HC Deb 31 July 1916 vol 84 cc2231-4

(1) For the purpose of local loans there may be issued by the National Debt Com missioners the following sums, namely:—

  1. (a) For the purpose of loans by the Public Works Loan Commissioners, any sum or sums not exceeding in the whole the sum of one million five hundred thousand pounds:
  2. (b) For the purposes of loans by the Commissioners of Public Works in Ireland, any sum or sums not exceeding in the whole the sum of two hundred thousand pounds.

(2) The sums so issued shall be issued during a period ending on the day on which a further Act granting money for the purposes of those loans comes into operation, and in accordance with the provisions of the National Debt and Local Loans Act, 1887.

Mr. WATT: I beg to move, in Sub-section (1), at the end of paragraph (a), to insert the words "of which the sum allotted to Scotland shall be three-fifteenths of the whole sum so issued."

The Committee will see that whereas a sum of £200,000 may be issued to Ireland, Scotland is lumped with England, and the sums for both countries are £1,500,000. The effect of my Amendment would be that a sum of £100,000 greater than that allotted to Ireland would be allotted to Scotland. This lumping together of England and Scotland in the past has led to Scotland getting much less than her proper share of these loans for public works. That has been the experience of many years, and the Amendment I have suggested would necessitate the Treasury lending to Scotland £300,000 of the sum given to England. Under Sub-section (2) these sums are to be administered in accordance with the provisions of the National Debt and Loans Act, 1887, one of the Clauses of which enacts that the money is to be issued by the Bank of England and Bank of Ireland. No notice is taken of any Bank of Scotland, so that for loans issued to Scotland a commission is paid to the Bank of England. This is a great grievance suffered by Scotland in connection with all loans issued by the Treasury.


I am surprised that the Secretary to the Treasury is not yet on the Treasury Bench to deal with this important matter, but I understand that he is coming, and I hope he will explain how it is that the interests of our country are so much overlooked in the drafting of these particular Bills. The very interesting speech just delivered by my hon. and learned Friend the Member for the College Division of Glasgow (Mr. Watt) is one which indicates the closeness with which he has always followed matters appertaining to his and our native country. He has before now complained very particularly and specifically of the injustice done to Scotland in confining so many issues of war loans to English banks, while not providing similar facilities in Scotland. That leads him to make this suggestion, as it also induces me to support him, in asking that it should be definitely stated in this Bill what Scotland will get, unless it is the intention of my right hon. Friend to give Scotland more than the proportion suggested by my hon. Friend. We have in Scotland lost so frequently by not having a specific reference to the amount to be set aside for Scottish needs that I am glad my hon. Friend has waited so long to make this point. I think the Secretary to the Treasury is ready to reply to a speech which he really ought to have heard, because, had he heard it, I am sure he would have had great difficulty in replying to its many points.

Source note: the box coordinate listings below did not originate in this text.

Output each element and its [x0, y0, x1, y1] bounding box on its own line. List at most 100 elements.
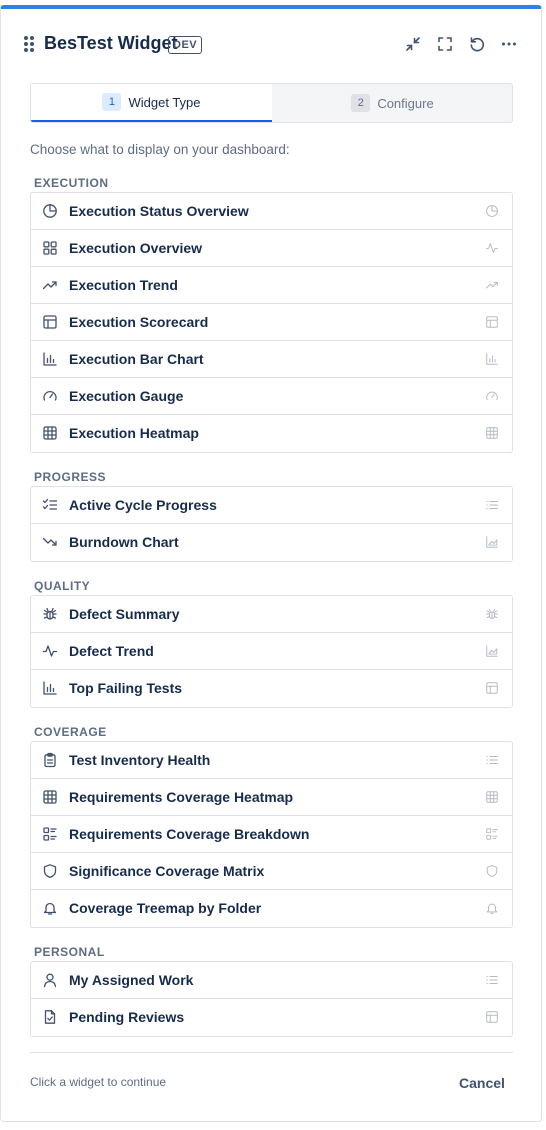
widget-type-icon [42, 388, 58, 404]
widget-option[interactable]: Execution Status Overview [31, 193, 512, 230]
trend-up-icon [485, 281, 498, 289]
widget-preview-icon [485, 315, 499, 329]
table-icon [486, 682, 498, 694]
widget-preview-icon [485, 681, 499, 695]
fullscreen-icon [438, 37, 452, 51]
widget-preview-icon [485, 352, 499, 366]
widget-preview-icon [485, 864, 499, 878]
widget-preview-icon [485, 1010, 499, 1024]
widget-preview-icon [485, 827, 499, 841]
area-chart-icon [486, 645, 498, 657]
widget-list-progress: Active Cycle Progress Burndown Chart [30, 486, 513, 562]
step-number: 2 [351, 94, 371, 112]
widget-option[interactable]: Active Cycle Progress [31, 487, 512, 524]
widget-option[interactable]: Execution Bar Chart [31, 341, 512, 378]
widget-type-icon [42, 606, 58, 622]
step-label: Widget Type [128, 94, 201, 110]
widget-option-label: Execution Overview [69, 240, 203, 256]
gauge-icon [486, 391, 498, 400]
widget-type-icon [42, 752, 58, 768]
widget-type-icon [42, 680, 58, 696]
panel-title: BesTest Widget [44, 33, 178, 53]
widget-option[interactable]: Requirements Coverage Heatmap [31, 779, 512, 816]
area-chart-icon [486, 536, 498, 548]
widget-type-icon [42, 900, 58, 916]
grid-icon [43, 241, 57, 255]
widget-option-label: My Assigned Work [69, 972, 194, 988]
widget-config-panel: BesTest Widget DEV 1 Widget Type 2 Confi… [0, 5, 542, 1122]
clipboard-icon [44, 752, 56, 768]
widget-type-icon [42, 1009, 58, 1025]
widget-option-label: Burndown Chart [69, 534, 179, 550]
bell-icon [486, 903, 498, 914]
widget-type-icon [42, 863, 58, 879]
widget-option-label: Active Cycle Progress [69, 497, 217, 513]
widget-preview-icon [485, 753, 499, 767]
widget-option[interactable]: Test Inventory Health [31, 742, 512, 779]
widget-option-label: Top Failing Tests [69, 680, 183, 696]
widget-option[interactable]: Requirements Coverage Breakdown [31, 816, 512, 853]
widget-list-coverage: Test Inventory Health Requirements Covera… [30, 741, 513, 928]
widget-option[interactable]: Execution Scorecard [31, 304, 512, 341]
widget-option[interactable]: Coverage Treemap by Folder [31, 890, 512, 927]
widget-type-icon [42, 534, 58, 550]
widget-option-label: Defect Trend [69, 643, 154, 659]
widget-type-icon [42, 240, 58, 256]
widget-option-label: Requirements Coverage Breakdown [69, 826, 310, 842]
widget-option[interactable]: Defect Trend [31, 633, 512, 670]
widget-option[interactable]: Burndown Chart [31, 524, 512, 561]
refresh-button[interactable] [466, 33, 488, 55]
minimize-button[interactable] [402, 33, 424, 55]
heatmap-icon [486, 427, 498, 439]
widget-option[interactable]: Execution Heatmap [31, 415, 512, 452]
cancel-button[interactable]: Cancel [451, 1071, 513, 1095]
panel-header: BesTest Widget DEV [1, 9, 541, 73]
section-label-execution: EXECUTION [34, 176, 109, 190]
widget-option-label: Pending Reviews [69, 1009, 185, 1025]
tab-widget-type[interactable]: 1 Widget Type [31, 84, 272, 122]
footer-hint: Click a widget to continue [30, 1075, 167, 1089]
widget-type-icon [42, 789, 58, 805]
heatmap-icon [43, 790, 57, 804]
drag-handle-icon[interactable] [24, 36, 36, 52]
widget-preview-icon [485, 535, 499, 549]
widget-option-label: Execution Status Overview [69, 203, 249, 219]
widget-list-personal: My Assigned Work Pending Reviews [30, 961, 513, 1037]
widget-option[interactable]: Top Failing Tests [31, 670, 512, 707]
fullscreen-button[interactable] [434, 33, 456, 55]
more-icon [502, 42, 516, 46]
bug-icon [43, 607, 57, 620]
list-icon [486, 756, 498, 764]
widget-option[interactable]: Execution Trend [31, 267, 512, 304]
widget-preview-icon [485, 790, 499, 804]
list-icon [486, 976, 498, 984]
widget-type-icon [42, 826, 58, 842]
footer-divider [30, 1052, 513, 1053]
breakdown-icon [43, 827, 57, 841]
widget-option-label: Test Inventory Health [69, 752, 211, 768]
section-label-personal: PERSONAL [34, 945, 105, 959]
widget-option-label: Requirements Coverage Heatmap [69, 789, 294, 805]
more-button[interactable] [498, 33, 520, 55]
widget-option[interactable]: My Assigned Work [31, 962, 512, 999]
widget-type-icon [42, 497, 58, 513]
step-tabs: 1 Widget Type 2 Configure [30, 83, 513, 123]
widget-option[interactable]: Execution Overview [31, 230, 512, 267]
widget-type-icon [42, 314, 58, 330]
step-number: 1 [102, 93, 122, 111]
widget-option[interactable]: Execution Gauge [31, 378, 512, 415]
section-label-coverage: COVERAGE [34, 725, 107, 739]
table-icon [486, 316, 498, 328]
trend-up-icon [42, 281, 57, 290]
widget-option[interactable]: Defect Summary [31, 596, 512, 633]
tab-configure[interactable]: 2 Configure [272, 84, 512, 122]
bar-chart-icon [43, 352, 57, 366]
widget-option[interactable]: Significance Coverage Matrix [31, 853, 512, 890]
list-icon [486, 501, 498, 509]
bell-icon [43, 902, 57, 915]
bar-chart-icon [43, 681, 57, 695]
minimize-icon [406, 37, 420, 51]
widget-preview-icon [485, 241, 499, 255]
widget-preview-icon [485, 389, 499, 403]
widget-option[interactable]: Pending Reviews [31, 999, 512, 1036]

I can quite understand that my hon. and learned Friend (Mr. Watt) would be so ingenious that he would be difficult to reply to. I apologise for being late, but the lack of supply of petrol has diminished the supply of taxicabs, and I have been delayed through a cause over which I had no control. I was engaged in a duty for which I am sure my hon. Friends would excuse me, namely, helping to entertain on the part of the Government the overseas delegates. With regard to this Amendment I do not think it is desirable that we should deal with these matters by any arithmetical proportion or by giving a fraction. In time of war the real criterion is necessity, and I do not think it is desirable that we should divide the money up in proportion to the population of the different parts of the Kingdom. We are all most anxious not to spend money which is unnecessary, and I am sure in that ambition my hon. Friends will quite agree with me. I hope they will not feel it necessary to press this Amendment. The case of Ireland is altogether different, and our position in Scotland is not one which will compare with the conditions in Ireland. The effect is that necessary public works have had to be suspended to a very large extent during the War. We are all trying to see how much we can save at the present time, and I appeal to my hon. Friend to look at the matter from that point of view.

11.0 P.M.


The right hon. Gentleman was not aware of all the points put by me and by my hon. and learned Friend, and he has failed to take notice of the Sub-section about commissions paid to the Bank of England and the Bank of Ireland for the Loans issued. I want some arrangement made by which the Bank of Scotland can issue these public Loans, and something ought really to be done to give a Scot- tish bank the same status as the Bank of England and the Bank of Ireland have in this matter.

Question, "That those words be there inserted," put, and negatived.

Clause ordered to stand part of the Bill.